To illustrate this concept, simply think about a guard crossing over a defender and the need to rapidly and efficiently contract, then relax his left lateral line (Obliques, Quadratus Lumborum and Glute Medius) to push from his left to his right, followed by the same rapid and efficient contraction followed by relaxation of the right lateral line as he plants his right foot and crosses back over to the left to beat his defender. 

I've made a number of changes in our programming to not only address, but emphasize the frontal plane, especially for guards by including asymmetrical kettle bell lunges, farmer carries and a variety of side bridges to name a few.

3. Name 3-5 books every professional working with basketball athletes should have in their library and why?

In a recent post entitled, "Must reads that have nothing to do with strength" I outlined books that I think every strength coach should have in their collection, but this certainly holds true with athletic trainers, physical therapists and anyone who cares for the basketball athlete.  The normal list includes the following:

  • Diagnosis and Treatment of Movement Impairments by Shirley Sharman
  • Anatomy Trains by Thomas Myers
  • Low Back Disorders by Dr. Stuart McGill and
  • Athletic Body in Balance by Gray Cook to name a few. 

The two that I make special mention to however related to professional development, a concept many involved in athletics sometimes forget about due to travel with teams, administrative duties and pure number of hours engaged at work.  If you get a chance during a plane ride this coming season, or during this summer vacation time check out Good to Great by Jim Collins and Never Eat Alone by Keith Ferrazzi.
For a complete review of both books visit "Must reads that have nothing to do with strength"

4.  What assessments or evaluations do you use with your players during pre-season?

Besides the traditional screening protocol and questions that all athletic trainers and sports medicine departments put incoming athletes through, we have utilized the following examination with all of our Men's Basketball athletes in previous years:

Vision Screening: we've found that many of our athletes either have never had a full eye exam, or the lenses/glasses that they currently use are not up to date.  After evaluation, a minor tweak in their prescription makes a significant improvement both on the court and in the classroom.
Concussion Screening: establishes a baseline to help determine return to play if a concussion were to happen.
Functional Movement Screen: We test all basketball athletes anywhere from 3-4 times per year with scores of either zero or one being referred to the Sports Medicine department, (and ultimately me) for a full orthopedic evaluation.  Corrective exercises are then prescribed and inserted at the beginning of training sessions and/or given as "homework" for the athlete to complete on their own time.
Goniometry measurements: including ankle dorsiflexion in prone position, passive knee extension with hip at 90 degrees, passive knee flexion in modified Thomas test position.
Tender Points Evaluation: lateral gastroc, lateral hamstring, glute medius, lateral quad, thoracic spine, and adductors.  We then address these globally with foam rolling, stretching or other soft tissue work.

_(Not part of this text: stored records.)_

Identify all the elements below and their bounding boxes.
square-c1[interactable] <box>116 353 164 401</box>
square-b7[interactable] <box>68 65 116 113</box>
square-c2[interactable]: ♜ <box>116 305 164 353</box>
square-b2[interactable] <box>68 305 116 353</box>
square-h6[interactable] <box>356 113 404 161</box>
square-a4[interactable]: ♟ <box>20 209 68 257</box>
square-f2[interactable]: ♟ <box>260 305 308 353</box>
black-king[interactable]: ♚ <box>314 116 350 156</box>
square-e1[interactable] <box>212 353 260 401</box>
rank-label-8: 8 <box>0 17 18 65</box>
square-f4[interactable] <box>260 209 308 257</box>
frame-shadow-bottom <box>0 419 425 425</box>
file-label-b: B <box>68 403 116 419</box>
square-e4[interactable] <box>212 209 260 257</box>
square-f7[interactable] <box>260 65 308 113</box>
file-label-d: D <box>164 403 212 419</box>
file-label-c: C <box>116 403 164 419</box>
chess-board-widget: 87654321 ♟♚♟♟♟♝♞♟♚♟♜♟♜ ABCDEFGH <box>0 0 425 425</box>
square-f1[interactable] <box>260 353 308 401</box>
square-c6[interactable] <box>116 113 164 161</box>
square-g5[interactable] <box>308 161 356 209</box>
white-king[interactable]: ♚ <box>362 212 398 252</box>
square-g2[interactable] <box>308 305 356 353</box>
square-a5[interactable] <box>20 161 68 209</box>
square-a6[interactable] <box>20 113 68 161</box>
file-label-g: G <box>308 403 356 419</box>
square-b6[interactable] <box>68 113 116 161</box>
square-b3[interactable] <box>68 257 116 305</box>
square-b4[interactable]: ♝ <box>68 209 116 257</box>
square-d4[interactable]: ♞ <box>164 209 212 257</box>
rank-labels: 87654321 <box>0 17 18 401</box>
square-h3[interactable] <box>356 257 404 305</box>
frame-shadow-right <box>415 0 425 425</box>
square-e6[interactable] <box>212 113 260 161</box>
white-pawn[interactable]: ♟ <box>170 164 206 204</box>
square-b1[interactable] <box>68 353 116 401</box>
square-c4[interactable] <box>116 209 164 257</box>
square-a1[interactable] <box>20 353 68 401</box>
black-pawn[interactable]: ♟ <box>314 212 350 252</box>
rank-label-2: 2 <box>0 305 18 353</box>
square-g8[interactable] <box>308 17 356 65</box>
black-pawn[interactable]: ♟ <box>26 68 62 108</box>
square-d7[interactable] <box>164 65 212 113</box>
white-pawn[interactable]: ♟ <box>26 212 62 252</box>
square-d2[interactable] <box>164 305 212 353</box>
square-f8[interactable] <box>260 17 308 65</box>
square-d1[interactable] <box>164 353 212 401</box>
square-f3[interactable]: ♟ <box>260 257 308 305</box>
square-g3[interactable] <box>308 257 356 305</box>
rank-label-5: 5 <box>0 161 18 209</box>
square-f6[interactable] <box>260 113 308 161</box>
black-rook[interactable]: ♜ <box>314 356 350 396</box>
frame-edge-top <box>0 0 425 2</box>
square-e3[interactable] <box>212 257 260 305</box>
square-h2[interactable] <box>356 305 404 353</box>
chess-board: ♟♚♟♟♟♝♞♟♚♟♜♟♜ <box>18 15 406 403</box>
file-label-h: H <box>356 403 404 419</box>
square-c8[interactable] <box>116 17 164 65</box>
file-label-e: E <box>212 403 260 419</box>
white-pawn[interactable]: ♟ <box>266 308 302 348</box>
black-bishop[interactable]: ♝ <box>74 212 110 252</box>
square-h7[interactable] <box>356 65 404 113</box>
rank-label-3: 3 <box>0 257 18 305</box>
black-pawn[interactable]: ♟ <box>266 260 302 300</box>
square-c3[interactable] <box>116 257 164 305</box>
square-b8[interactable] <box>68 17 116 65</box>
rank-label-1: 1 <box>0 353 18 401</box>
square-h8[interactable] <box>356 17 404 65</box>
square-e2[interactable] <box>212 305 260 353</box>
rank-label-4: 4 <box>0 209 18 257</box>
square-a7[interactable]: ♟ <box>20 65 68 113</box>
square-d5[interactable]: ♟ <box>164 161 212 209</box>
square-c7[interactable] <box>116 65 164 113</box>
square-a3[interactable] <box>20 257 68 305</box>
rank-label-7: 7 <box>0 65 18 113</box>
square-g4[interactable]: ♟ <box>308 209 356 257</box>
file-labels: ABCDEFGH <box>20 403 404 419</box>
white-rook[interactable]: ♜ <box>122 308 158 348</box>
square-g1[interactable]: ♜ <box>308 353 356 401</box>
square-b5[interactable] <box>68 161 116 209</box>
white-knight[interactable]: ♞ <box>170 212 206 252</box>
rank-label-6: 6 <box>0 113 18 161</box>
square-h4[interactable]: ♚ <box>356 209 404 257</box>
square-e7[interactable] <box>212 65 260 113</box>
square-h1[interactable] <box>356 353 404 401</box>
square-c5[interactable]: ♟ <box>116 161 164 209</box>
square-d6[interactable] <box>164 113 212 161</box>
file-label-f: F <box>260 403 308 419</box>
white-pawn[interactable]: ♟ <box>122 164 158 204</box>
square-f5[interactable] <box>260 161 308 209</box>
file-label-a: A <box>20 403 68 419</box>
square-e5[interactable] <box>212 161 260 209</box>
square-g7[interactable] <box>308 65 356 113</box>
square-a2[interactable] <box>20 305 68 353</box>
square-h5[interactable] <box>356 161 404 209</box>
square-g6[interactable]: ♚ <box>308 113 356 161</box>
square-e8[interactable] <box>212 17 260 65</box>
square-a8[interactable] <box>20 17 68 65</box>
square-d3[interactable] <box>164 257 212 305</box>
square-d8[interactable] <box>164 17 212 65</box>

Some individual active release techniques may have to be incorporated on a one-on-one treatment program within the Sports Medicine Department.
Left/Right single leg broad jump discrepancy: hands on hips, single leg jump and hold - looking for difference in strength and ability to hold landing. Differences over 10% are noted, with differences over 15% given special exercise programming to address this deficiency.
Previous Injury: we make a special effort to exam and address all previous injuries, even those that are not causing any pain or disability during examination - regardless of how minor they may have been.  If an athlete has been injured in the past, evidence supports that they are more likely to be injured again in the future. This holds especially true for those incoming freshmen who may not have properly rehabilitated their injury at their previous high school or prep academy.